I find it extremely droll how leftists with no memory are crowing about their great "victory."
George Bush tax cuts from 2001 and 2003 have now been made permanent for everyone except those making over $400,000. No more sunset, no more temporary extension. They are in place indefinitely.
Fishy, I always love seeing your "this is really a win for the Republicans" schtick. I used to think you were only channeling Cokie Roberts. Now I think you might actually BE Cokie Roberts! I had no idea you were a college hockey fan since you grew up in DC as the daughter of a Congressman and all that.
However, I had speculated that if you took the nominal rate of 250K during the Clinton admin and indexed it for inflation, you'd be somewhere in the 300K range nowadays. Pundits once again read my postings out here and ran with it, and it turns out the # is $397K. So, in real terms, tax rates are back to Clinton era levels. Some victory for Bushonomics....
Beyond you though, this agreement did finally clean up some annoying BS, like the constant AMT patch and the doc fix. I'm no fan of Itch McConnell, but he does deserve credit for agreeing to all that. That's why the package came in at 630Bn instead of 1T or so.

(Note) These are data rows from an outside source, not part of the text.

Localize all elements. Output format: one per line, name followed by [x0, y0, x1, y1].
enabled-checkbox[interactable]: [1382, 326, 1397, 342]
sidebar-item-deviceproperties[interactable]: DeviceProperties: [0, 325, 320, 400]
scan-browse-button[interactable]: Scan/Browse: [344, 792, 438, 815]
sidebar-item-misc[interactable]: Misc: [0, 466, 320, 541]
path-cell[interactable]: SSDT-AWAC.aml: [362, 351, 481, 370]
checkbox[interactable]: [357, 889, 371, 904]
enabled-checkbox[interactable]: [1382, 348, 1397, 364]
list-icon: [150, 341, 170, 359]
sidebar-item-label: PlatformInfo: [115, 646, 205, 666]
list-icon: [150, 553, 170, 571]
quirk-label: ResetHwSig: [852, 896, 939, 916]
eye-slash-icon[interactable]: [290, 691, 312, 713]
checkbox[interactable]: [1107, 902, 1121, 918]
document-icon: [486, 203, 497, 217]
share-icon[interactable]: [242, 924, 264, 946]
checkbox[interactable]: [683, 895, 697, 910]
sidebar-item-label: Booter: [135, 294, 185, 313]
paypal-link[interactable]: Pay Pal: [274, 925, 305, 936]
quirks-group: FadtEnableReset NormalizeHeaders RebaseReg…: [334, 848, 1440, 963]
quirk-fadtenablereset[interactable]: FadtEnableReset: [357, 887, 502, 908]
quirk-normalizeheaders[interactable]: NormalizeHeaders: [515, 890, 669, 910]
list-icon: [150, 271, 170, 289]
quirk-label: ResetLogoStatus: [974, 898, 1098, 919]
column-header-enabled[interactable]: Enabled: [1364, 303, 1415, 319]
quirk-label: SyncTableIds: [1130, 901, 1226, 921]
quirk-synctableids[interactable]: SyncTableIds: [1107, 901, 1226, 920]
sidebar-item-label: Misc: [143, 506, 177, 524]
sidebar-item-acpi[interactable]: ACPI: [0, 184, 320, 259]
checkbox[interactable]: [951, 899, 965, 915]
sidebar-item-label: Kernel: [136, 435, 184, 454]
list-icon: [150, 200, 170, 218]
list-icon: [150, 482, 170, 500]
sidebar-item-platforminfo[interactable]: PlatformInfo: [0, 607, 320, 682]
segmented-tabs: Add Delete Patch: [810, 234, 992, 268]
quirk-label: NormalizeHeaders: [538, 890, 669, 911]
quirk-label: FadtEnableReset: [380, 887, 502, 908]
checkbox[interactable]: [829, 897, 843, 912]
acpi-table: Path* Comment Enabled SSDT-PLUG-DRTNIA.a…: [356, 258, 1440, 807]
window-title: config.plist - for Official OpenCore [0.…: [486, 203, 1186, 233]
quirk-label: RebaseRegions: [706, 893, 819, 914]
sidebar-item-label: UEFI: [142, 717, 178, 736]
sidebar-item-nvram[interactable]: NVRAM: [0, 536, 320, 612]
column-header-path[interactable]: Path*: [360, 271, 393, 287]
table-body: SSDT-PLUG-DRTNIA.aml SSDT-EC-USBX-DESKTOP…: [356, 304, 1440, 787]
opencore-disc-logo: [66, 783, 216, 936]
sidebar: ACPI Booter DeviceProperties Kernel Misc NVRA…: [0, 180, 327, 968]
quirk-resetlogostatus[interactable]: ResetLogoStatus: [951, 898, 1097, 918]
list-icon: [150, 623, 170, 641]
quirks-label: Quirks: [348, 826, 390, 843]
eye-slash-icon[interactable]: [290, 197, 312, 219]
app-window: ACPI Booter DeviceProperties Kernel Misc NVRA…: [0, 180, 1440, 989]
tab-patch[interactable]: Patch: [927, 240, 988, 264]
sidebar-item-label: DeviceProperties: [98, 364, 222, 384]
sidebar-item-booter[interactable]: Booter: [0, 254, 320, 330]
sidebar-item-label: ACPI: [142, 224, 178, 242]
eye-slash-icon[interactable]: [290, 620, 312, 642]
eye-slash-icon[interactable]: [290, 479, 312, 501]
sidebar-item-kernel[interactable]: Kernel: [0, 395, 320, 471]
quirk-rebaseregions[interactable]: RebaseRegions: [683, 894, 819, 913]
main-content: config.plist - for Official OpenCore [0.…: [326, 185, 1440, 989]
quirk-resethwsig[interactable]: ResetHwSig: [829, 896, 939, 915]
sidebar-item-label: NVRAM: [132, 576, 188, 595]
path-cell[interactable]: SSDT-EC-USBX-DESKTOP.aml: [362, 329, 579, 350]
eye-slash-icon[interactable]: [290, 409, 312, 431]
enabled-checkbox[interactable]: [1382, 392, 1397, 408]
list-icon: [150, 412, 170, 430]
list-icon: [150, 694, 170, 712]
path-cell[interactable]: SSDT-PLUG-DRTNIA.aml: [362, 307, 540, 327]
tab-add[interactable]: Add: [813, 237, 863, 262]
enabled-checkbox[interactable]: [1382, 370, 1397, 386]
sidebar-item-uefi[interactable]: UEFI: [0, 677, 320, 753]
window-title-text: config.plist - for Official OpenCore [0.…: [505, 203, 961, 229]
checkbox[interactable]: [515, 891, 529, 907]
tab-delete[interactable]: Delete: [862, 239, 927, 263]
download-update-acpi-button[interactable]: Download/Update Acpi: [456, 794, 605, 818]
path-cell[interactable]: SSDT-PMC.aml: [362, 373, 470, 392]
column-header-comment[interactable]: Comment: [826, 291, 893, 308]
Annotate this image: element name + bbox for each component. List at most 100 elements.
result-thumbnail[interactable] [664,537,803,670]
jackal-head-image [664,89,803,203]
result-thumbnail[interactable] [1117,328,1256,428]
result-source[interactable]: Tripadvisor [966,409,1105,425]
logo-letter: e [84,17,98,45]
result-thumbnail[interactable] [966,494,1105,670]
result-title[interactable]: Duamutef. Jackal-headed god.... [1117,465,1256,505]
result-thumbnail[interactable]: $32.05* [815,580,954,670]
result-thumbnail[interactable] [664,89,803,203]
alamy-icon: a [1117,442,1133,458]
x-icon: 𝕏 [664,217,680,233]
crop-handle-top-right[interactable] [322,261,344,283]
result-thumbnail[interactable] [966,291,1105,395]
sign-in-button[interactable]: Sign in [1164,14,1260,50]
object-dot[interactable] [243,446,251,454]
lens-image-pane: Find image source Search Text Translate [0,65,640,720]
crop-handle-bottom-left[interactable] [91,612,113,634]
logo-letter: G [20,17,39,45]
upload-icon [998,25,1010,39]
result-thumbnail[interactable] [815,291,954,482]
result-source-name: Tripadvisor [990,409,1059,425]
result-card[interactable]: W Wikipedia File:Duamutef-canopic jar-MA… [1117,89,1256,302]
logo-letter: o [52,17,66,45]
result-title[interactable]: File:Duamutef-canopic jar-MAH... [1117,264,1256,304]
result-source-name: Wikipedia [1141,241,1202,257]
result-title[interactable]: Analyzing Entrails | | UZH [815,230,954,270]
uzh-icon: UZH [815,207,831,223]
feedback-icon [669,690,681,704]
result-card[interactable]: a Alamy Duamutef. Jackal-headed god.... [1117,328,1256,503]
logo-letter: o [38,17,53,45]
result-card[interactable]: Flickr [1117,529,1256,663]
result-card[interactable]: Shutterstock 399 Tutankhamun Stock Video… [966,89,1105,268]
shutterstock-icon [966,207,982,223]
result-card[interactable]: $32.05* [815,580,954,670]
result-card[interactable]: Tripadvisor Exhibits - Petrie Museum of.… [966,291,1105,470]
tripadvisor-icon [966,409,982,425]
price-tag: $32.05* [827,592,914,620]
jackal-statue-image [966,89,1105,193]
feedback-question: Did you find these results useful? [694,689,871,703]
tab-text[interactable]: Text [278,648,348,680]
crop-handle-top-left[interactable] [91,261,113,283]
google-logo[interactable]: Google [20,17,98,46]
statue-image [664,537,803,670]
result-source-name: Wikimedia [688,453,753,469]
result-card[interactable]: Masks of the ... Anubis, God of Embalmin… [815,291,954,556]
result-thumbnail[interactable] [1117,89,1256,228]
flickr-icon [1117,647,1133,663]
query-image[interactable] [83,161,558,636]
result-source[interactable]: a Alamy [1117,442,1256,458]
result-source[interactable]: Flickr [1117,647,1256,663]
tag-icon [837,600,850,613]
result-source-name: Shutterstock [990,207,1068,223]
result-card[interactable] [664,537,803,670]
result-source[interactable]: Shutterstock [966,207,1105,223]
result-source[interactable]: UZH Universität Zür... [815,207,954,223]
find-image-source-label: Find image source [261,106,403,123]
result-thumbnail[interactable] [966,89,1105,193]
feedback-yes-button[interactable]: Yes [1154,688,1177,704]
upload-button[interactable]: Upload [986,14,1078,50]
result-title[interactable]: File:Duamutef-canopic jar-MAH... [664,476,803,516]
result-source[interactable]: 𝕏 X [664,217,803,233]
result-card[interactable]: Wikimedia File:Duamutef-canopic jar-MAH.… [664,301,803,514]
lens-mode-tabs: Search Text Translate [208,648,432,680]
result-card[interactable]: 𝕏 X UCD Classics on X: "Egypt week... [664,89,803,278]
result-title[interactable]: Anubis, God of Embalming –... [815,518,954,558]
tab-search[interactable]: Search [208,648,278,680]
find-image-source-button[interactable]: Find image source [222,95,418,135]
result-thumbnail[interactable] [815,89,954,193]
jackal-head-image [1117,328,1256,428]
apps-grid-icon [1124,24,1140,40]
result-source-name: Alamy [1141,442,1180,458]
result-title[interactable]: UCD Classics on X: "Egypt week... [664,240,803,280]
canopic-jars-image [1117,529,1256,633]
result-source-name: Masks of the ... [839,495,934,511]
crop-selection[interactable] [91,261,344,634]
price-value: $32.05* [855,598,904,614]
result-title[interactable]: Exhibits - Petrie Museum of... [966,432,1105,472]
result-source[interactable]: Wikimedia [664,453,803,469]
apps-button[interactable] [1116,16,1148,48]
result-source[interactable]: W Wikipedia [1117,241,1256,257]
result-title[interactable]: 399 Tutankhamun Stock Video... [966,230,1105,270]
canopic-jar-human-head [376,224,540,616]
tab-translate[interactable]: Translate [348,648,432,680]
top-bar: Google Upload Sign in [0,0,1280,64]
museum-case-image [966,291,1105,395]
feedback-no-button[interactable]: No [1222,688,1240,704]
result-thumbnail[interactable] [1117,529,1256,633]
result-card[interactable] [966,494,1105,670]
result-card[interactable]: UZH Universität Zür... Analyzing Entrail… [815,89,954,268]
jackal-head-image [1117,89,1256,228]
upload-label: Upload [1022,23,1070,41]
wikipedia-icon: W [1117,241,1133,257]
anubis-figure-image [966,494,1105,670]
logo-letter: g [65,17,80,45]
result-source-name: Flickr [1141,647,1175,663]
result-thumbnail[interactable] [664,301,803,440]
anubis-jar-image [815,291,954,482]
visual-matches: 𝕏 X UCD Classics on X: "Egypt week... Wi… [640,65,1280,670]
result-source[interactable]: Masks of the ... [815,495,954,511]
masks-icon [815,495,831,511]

Lastly, my way out of this deficit would be to put ALL tax rates back at Clinton era levels, subject to a couple of tweaks like the AMT for example. However, even I wouldn't go so far as to have them all take effect immediately. Anything to be done has to be done on a phased in approach. Whether by design or by accident we might actually be on our way to doing that. Cutting or raising $1T dollars in one year is absurd. Its not possible to do in an era of recovering growth. Do that and you get the UK, which will be in austerity and flat growth for a decade when its all projected to be over in 2018 by their govt's own projections. IMHO the budget can sustain a little over half of the yearly deficit, so about 500-600Bn, in tax hikes/spending cuts. After that the remaining gap has to be closed by a growing economy. We'd all like 5% GDP growth and 300K jobs per month, but 2.3% GDP growth and 175K jobs a month will get us there eventually too. The balancing act is deficit reduction vs growth, and we have to defer to growth in that trade off.